US space administration’s exoplanet-hunting telescope finds new solar system, including 3 planets orbiting a star about a third of sun’s mass and 40% cooler

This illustration shows one interpretation of what new planet GJ 357 d may be like. (NASA's Goddard Space Flight Center/Chris Smith)

This illustration shows one interpretation of what new planet GJ 357 d may be like. (NASA’s Goddard Space Flight Center/Chris Smith)

NASA’s exoplanet-hunting telescope, the Transiting Exoplanet Survey Satellite (TESS), has discovered a new solar system with at least three new planets including one that has shown potential for being habitable, the American space administration announced.

The three planets were discovered orbiting GJ 357, a red dwarf — a small and cooling star — 31 light-years away, relatively close in space terms, said Rafael Luque of Spain’s Institute of Astrophysics in the Canary Islands, the lead researcher in the discovery team.

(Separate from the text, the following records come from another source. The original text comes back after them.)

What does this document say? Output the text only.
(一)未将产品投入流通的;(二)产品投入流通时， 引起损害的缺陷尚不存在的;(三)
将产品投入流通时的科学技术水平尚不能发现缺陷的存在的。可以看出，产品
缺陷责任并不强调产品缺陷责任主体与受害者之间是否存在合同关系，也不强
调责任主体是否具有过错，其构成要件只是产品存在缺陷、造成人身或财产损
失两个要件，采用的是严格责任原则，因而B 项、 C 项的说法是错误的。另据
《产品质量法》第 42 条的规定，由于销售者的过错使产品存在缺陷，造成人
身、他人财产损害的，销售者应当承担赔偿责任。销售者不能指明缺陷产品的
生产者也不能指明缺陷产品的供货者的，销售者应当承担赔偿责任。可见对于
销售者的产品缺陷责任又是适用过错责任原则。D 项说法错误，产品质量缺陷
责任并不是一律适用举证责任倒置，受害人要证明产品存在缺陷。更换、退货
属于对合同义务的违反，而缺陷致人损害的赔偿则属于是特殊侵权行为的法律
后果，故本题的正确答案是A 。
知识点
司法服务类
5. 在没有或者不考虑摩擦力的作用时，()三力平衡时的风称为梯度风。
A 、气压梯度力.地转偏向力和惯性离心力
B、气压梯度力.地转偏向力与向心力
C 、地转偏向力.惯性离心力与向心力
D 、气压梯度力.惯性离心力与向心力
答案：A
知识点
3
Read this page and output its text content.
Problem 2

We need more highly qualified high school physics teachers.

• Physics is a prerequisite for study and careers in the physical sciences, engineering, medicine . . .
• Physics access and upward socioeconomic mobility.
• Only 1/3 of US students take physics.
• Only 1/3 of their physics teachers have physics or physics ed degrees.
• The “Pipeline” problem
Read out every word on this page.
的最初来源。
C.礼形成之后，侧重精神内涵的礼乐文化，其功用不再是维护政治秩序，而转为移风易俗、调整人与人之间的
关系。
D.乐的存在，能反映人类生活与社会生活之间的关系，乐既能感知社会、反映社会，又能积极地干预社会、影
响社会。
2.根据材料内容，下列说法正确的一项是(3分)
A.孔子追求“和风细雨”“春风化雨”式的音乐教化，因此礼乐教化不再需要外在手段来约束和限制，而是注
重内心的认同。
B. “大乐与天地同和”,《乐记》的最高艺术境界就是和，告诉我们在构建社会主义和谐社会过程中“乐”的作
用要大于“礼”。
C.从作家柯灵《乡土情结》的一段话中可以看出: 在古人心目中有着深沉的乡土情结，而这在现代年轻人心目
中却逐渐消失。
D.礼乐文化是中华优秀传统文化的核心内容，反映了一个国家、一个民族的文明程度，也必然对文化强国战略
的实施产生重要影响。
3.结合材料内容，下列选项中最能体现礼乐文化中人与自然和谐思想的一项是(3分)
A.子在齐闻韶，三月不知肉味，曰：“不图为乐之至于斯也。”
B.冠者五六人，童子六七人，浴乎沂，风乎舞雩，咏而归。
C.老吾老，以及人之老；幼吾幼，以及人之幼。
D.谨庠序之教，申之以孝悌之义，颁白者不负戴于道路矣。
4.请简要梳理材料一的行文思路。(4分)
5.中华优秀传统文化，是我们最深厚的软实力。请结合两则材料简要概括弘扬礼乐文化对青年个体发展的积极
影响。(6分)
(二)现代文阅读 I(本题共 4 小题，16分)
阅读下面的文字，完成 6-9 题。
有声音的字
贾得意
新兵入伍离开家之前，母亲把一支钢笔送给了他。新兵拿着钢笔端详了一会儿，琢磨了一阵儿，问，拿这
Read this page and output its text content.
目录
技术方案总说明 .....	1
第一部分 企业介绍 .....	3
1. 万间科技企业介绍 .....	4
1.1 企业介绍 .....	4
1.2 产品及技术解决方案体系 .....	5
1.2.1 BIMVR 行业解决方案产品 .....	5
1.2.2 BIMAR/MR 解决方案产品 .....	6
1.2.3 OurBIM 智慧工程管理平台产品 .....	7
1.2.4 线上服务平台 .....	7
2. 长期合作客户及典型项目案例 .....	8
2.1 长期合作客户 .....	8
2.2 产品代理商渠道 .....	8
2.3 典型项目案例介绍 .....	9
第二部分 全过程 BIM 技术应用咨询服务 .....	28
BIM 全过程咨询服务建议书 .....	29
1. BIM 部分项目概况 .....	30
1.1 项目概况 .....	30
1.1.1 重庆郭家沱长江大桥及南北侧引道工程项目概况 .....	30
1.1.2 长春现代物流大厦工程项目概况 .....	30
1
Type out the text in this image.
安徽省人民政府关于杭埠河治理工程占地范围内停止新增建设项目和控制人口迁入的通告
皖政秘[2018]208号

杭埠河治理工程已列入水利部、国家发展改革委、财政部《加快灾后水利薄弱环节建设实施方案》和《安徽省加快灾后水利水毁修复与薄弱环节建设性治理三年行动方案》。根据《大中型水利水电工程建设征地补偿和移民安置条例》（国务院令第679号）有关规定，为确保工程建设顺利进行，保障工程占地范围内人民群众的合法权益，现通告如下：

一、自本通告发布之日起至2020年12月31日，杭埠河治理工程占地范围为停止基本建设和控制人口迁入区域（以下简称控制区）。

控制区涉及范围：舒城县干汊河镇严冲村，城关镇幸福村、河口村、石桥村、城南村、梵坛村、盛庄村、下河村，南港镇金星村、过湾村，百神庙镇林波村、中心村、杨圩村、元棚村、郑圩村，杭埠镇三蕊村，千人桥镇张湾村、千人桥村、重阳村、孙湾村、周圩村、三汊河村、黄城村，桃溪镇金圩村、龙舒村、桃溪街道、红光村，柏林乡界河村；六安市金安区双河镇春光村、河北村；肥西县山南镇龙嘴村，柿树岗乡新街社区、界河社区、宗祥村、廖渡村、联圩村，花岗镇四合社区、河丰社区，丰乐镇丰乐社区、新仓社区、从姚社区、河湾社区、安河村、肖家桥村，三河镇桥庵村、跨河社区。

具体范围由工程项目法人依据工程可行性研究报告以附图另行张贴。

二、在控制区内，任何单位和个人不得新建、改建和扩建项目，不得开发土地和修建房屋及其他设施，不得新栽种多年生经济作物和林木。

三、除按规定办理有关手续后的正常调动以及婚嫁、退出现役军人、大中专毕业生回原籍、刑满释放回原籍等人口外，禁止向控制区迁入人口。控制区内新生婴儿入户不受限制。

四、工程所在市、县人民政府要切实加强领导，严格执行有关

The star is “about one-third the sun’s mass and size and about 40 percent cooler than our star,” NASA said.

The TESS cameras “caught the star dimming slightly every 3.9 days, revealing the presence of a transiting exoplanet — a world beyond our solar system — that passes across the face of its star during every orbit and briefly dims the star’s light,” NASA added.

The planet known as GJ 357d — the furthest away from the star — was particularly intriguing as researchers estimate it could be habitable. The other two, GJ 357b and GJ 357c are deemed too hot.

Signs of habitability in any planet include a rocky terrain, a size similar to Earth and a distance from their sun — the temperate “Goldilocks” zone neither too close nor too far — that allows the right temperature for liquid water, a key requirement for life.

Given its distance from its star, similar to that of Mars to our sun, researchers estimate the planet has temperatures of -53 degrees Celsius (-63.4 Fahrenheit), Luque told AFP.

“That seems a little cold at first,” he said.

But “if this planet had an atmosphere (unlike Mars), it could retain the heat it receives from its star, and water could be liquid.”

This diagram shows the layout of the GJ 357 system. Planet d orbits within the star’s so-called habitable zone, the orbital region where liquid water can exist on a rocky planet’s surface. (NASA’s Goddard Space Flight Center/Chris Smith)

Researchers also estimate GJ 357d could be roughly the same size as Earth or up to twice the size.

“The planet weighs at least 6.1 times Earth’s mass, and orbits the star every 55.7 days at a range about 20% of Earth’s distance from the sun. The planet’s size and composition are unknown, but a rocky world with this mass would range from about one to two times Earth’s size,” wrote Francis Reddy of NASA’s Goddard Space Flight Center, which oversees TESS as a NASA Astrophysics Explorer mission.

The findings were published on Wednesday, July 31, in the journal Astronomy & Astrophysics.

“GJ 357 d is located within the outer edge of its star’s habitable zone, where it receives about the same amount of stellar energy from its star as Mars does from the sun,” said co-author Diana Kossakowski at the Max Planck Institute for Astronomy in Heidelberg, Germany. “If the planet has a dense atmosphere, which will take future studies to determine, it could trap enough heat to warm the planet and allow liquid water on its surface.”

It is not the first potentially habitable planet to have been discovered close to us.

In 2016, the discovery of Proxima b at a mere four light-years from the solar system made waves.

But there is a hitch.

Proxima b and GJ 357d were discovered via so-called radial velocity, which involves looking for signs of a wobble in a star from the gravitational tug of an orbiting planet.

But Luque says the method is not precise enough to ascertain whether it actually is habitable.

As things stand, in order to measure its size, density and composition, the planet has to pass directly between its star and an observer, the so-called “transit” method, he says.

That has not been possible for Proxima b and other nearer potentially habitable planets, Luque says.

In the coming months, Luque and his team will be working to try and catch GJ 357d in “transit” to try and confirm it as a habitable planet.

“The probability that a planet passes in front of a star from our line of vision on Earth is pretty small,” he adds.